Other scenes of the week
Celtic pilgrimage, July 2013
We recall with wonder and gratitude the time we shared with 11 pilgrims led by friends Marlene and Stanley to Scotland, Wales and England almost eight years ago. At various times we were given time to reflect our experience in antiphons. As Marlene described, an antiphon is a short liturgical chant sung responsively by two choirs. Richard Skinner in Invocations: Calling on the God in All (Wild Goose Publications, 2005) adapted the antiphon form to create prayers of invocation.
These invocations have eight lines:
- The first line addresses God with an image, whether from nature or elsewhere
- Lines 2-5 elaborately describe what is named in Line 1
- Line 6 names what aspect of God is illuminated in the image
- Lines 7-8 are a concluding petition addressed to that particular aspect of God for which the opening image has become a metaphor.
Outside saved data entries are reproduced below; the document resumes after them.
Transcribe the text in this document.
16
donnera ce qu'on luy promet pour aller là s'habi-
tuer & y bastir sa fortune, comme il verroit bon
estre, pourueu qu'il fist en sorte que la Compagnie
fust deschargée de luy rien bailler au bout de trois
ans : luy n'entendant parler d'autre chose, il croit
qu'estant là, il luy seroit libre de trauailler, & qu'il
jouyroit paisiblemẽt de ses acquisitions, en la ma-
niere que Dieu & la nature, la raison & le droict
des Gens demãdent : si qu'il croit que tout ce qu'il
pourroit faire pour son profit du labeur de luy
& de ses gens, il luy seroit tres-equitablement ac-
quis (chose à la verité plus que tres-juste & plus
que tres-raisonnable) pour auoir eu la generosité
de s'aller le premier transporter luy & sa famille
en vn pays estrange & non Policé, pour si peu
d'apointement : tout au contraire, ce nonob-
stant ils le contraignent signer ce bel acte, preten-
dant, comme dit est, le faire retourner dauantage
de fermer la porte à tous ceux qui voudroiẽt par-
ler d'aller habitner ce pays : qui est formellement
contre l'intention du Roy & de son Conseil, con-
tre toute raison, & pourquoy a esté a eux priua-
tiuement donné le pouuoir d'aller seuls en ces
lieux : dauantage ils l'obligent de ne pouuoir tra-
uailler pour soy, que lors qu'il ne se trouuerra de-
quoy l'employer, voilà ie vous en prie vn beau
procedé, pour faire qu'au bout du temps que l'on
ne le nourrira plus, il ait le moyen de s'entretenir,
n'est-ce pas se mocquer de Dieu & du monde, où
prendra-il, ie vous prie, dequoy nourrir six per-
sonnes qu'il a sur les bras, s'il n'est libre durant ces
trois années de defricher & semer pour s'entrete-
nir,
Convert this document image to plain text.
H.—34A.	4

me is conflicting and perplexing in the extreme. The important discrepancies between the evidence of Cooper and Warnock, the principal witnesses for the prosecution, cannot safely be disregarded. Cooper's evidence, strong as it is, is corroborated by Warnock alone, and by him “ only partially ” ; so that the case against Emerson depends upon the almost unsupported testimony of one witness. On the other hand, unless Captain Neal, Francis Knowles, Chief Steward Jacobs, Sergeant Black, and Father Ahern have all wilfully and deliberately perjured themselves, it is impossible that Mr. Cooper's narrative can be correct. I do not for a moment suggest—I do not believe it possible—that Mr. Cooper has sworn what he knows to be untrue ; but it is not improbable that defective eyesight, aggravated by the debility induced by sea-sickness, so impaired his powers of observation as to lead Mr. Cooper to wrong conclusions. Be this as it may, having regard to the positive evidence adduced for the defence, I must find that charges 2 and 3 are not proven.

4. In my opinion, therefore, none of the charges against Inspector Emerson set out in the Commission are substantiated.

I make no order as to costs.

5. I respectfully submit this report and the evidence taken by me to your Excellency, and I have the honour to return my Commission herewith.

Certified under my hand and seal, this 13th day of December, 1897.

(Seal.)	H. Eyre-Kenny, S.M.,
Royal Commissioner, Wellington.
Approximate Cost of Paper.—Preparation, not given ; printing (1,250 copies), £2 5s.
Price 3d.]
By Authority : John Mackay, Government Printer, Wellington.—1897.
Here’s one of the six antiphons I wrote. I don’t recall where I came up with the term, Ewey. It’s the name given to Ewey the Lamb in the Ty Beanies series, and is used as a term of endearment. Whatever the source, to me I’m using a sheep as an image of God. I saw the flock of sheep as we travelled through northern England with stops at a number of monastic ruins and eventually a brief time on Lindesfarne (Holy Island). I offer the antiphons as moments of revelation, as reminders, then and now, of the thin places where heaven and earth come close together in spiritual and physical assurance of life. In hallelujah.
grazing on Northumbrian moor
lambs birthed and grown
foraging flock bleating new song;
blest is your shepherd:
death’s power shattered
inspire my breath.
One more, from Holy Island:
O Kate, Mary and Ray
hallowing God’s name on Lindisfarne
cultivating Celtic-blest soil
fragrant as bread:
on pilgrim paths
be the journey sweet.
Challenge now and tomorrow
Who will step up to the challenge Carol Bly leaves us? Conversations among extended family and circle of friends post-Covid-19 will be different. They’ll be more sober, reality-based, reflecting on illnesses and death that came to those we knew, stories of our own coping during the pandemic, our hopes for today and tomorrow. We’ll need to consider how to deal forthrightly and kindly with the elephants in the room, such as conspiracy theories, those too casual about health protocols, our hesitancy to enter the deep problems and sorrows of society. Our too frequent silence. Our looking for joy and meaning in all the wrong places. How to honor humanity and the world around us. Teaming up to break through old barriers together. Laughing. Celebrating with a hug.
We journey through Lent, anticipating Easter’s Hallelujah!